The output of the code is a list of all paragraph elementsOutput: [<Element ‘p’ >, <Element ‘p’ >, <Element ‘p’ >, <Element ‘p’ >, <Element ‘p’ >, <Element ‘p’ class=(‘lead’,)>, <Element ‘p’ class=(‘lead’,)>, <Element ‘p’ class=(‘lead’,)>, <Element ‘p’ class=(‘lead’,)>, <Element ‘p’ class=(‘lead’,)>, <Element ‘p’ >, <Element ‘p’ >, <Element ‘p’ class=(‘about’,)>, <Element ‘p’ >, <Element ‘p’ >, <Element ‘p’ >, <Element ‘p’ >, <Element ‘p’ >, <Element ‘p’ >, <Element ‘p’ >, <Element ‘p’ >, <Element ‘p’ >, <Element ‘p’ >, <Element ‘p’ >, <Element ‘p’ class=(‘copyright’,)>]

Select element using CSS attribute in requests-html

Besides the id and the class name, we can use other CSS attributes to get the elements from the webpage. To scrape an element using the CSS attributes use the find(‘[CSS_Attribute=”value”]’) function. It will grab the specified elements from the webpage.

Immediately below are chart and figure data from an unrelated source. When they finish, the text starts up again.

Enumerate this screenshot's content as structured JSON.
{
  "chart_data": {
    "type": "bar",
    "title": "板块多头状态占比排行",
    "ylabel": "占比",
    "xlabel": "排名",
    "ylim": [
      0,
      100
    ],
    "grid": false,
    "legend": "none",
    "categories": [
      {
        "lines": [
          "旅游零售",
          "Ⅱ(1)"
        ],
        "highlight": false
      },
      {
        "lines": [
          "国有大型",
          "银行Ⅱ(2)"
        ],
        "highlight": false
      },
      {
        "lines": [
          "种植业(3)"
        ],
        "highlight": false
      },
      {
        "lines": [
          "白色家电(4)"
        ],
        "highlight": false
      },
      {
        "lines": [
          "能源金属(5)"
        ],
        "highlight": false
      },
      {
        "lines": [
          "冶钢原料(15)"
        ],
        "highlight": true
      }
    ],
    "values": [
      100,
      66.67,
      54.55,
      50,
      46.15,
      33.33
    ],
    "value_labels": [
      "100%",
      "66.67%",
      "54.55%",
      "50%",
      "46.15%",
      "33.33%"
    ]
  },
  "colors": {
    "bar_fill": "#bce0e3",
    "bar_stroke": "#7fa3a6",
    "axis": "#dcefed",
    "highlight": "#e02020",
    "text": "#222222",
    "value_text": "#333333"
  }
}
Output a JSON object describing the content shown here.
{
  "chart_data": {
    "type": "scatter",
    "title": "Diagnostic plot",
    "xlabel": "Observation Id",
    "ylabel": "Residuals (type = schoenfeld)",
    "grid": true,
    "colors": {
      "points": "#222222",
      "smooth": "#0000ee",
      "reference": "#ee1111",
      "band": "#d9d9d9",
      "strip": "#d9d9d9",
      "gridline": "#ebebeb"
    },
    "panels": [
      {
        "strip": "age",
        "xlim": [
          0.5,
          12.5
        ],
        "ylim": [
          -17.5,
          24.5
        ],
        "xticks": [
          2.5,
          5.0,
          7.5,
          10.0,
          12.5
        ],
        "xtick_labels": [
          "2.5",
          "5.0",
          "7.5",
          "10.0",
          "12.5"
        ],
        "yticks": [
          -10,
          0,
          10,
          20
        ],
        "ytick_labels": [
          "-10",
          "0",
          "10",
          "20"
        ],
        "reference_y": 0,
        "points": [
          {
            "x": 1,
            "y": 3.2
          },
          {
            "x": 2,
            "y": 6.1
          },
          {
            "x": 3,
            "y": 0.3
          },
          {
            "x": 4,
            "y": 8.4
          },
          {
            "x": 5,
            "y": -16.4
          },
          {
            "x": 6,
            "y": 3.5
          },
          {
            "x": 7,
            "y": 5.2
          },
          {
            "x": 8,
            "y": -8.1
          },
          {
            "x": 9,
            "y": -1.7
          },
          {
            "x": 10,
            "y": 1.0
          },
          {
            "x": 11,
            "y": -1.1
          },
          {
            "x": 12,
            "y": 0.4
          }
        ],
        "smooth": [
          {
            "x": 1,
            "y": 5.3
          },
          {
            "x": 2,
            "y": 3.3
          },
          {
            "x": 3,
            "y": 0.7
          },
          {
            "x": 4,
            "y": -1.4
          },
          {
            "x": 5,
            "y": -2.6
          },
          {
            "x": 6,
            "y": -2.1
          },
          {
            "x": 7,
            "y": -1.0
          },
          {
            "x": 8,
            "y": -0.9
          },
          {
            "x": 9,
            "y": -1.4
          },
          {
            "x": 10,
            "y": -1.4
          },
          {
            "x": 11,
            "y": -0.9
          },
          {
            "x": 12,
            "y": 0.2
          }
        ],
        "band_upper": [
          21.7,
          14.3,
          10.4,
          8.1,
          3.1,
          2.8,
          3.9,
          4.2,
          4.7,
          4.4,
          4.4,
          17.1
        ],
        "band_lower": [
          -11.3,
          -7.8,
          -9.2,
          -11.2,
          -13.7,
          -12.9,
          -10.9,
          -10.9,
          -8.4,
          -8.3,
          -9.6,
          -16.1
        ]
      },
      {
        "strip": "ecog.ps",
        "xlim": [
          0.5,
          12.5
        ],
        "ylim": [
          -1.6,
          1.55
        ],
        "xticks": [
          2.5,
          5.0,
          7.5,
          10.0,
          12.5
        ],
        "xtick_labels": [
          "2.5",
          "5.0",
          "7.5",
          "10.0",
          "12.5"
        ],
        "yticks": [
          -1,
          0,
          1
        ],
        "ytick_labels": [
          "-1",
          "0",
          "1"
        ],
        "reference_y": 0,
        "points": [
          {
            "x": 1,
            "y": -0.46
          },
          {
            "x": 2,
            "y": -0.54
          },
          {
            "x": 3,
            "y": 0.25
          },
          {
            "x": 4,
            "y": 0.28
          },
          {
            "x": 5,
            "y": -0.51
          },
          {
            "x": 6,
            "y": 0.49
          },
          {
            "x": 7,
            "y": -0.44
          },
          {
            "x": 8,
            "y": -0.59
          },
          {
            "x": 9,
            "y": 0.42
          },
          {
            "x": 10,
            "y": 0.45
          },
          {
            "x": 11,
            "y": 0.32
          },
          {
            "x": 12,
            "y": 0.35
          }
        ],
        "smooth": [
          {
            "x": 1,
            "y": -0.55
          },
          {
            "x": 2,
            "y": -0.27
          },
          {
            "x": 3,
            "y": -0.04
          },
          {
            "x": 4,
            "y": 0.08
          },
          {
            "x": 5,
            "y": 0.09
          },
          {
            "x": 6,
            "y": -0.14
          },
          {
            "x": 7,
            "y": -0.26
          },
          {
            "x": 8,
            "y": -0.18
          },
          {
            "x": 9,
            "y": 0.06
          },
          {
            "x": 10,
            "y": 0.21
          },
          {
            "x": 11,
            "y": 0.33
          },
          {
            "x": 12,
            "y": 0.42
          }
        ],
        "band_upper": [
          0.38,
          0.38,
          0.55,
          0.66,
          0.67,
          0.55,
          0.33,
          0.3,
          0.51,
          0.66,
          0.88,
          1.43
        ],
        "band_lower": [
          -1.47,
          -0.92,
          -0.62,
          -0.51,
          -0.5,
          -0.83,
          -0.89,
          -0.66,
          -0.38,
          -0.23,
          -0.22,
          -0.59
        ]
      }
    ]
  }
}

with requests and beautiful soup, you can achieve the same results but you will have to take an extra step. This is the beauty of the requests-html library.

Example No 4: Select HTML elements using the CSS attributes in requests-html library

In this example, we will use the same website to grab the header. The header has an attribute ‘role’ and its value is ‘banner’. So we will use requests-html to find the header using ‘role’ as a CSS selector.

# importing the HTMLSession class
from requests_html import HTMLSession
# create the object of the session
session = HTMLSession()
# url of the page
web_page = 'https://webscraper.io/'
# making get request to the webpage
respone = session.get(web_page)
# getting the html of the page
page_html = respone.html
# finding elements with the CSS attribute 'role'
header= page_html.find('[role="banner"]')
# printing the element
print(header)

The output of the code is a list of the elements with the ‘role=banner’ attribute.Output: [<Element ‘header’ role=’banner’ class=(‘navbar’, ‘navbar-fixed-top’, ‘navbar-static’)>]


Select element using text in requests-html

Well, the power of requests-html even increases more with this amazing feature of finding an element using a text inside the element. To find an element based on certain text, you can use the r.find(‘selector’,containing=’text’) function. this will return a list of all elements containing that particular text.

Example No 5: Find an element on a page based on text in requests-html

In this Python code example, we will find all the paragraphs containing the ‘web data extraction’ text in it.

 # importing the HTMLSession class
from requests_html import HTMLSession
# create the object of the session
session = HTMLSession()
# url of the page
web_page = 'https://webscraper.io/'
# making get request to the webpage
respone = session.get(web_page)
# getting the html of the page
page_html = respone.html
# finding elements based on text
p_tag_with_text= page_html.find('p',containing='web data extraction')
# printing the element
print(p_tag_with_text)

The output of the code is the list of paragraph tags containing the ‘web data extraction’ tag in it.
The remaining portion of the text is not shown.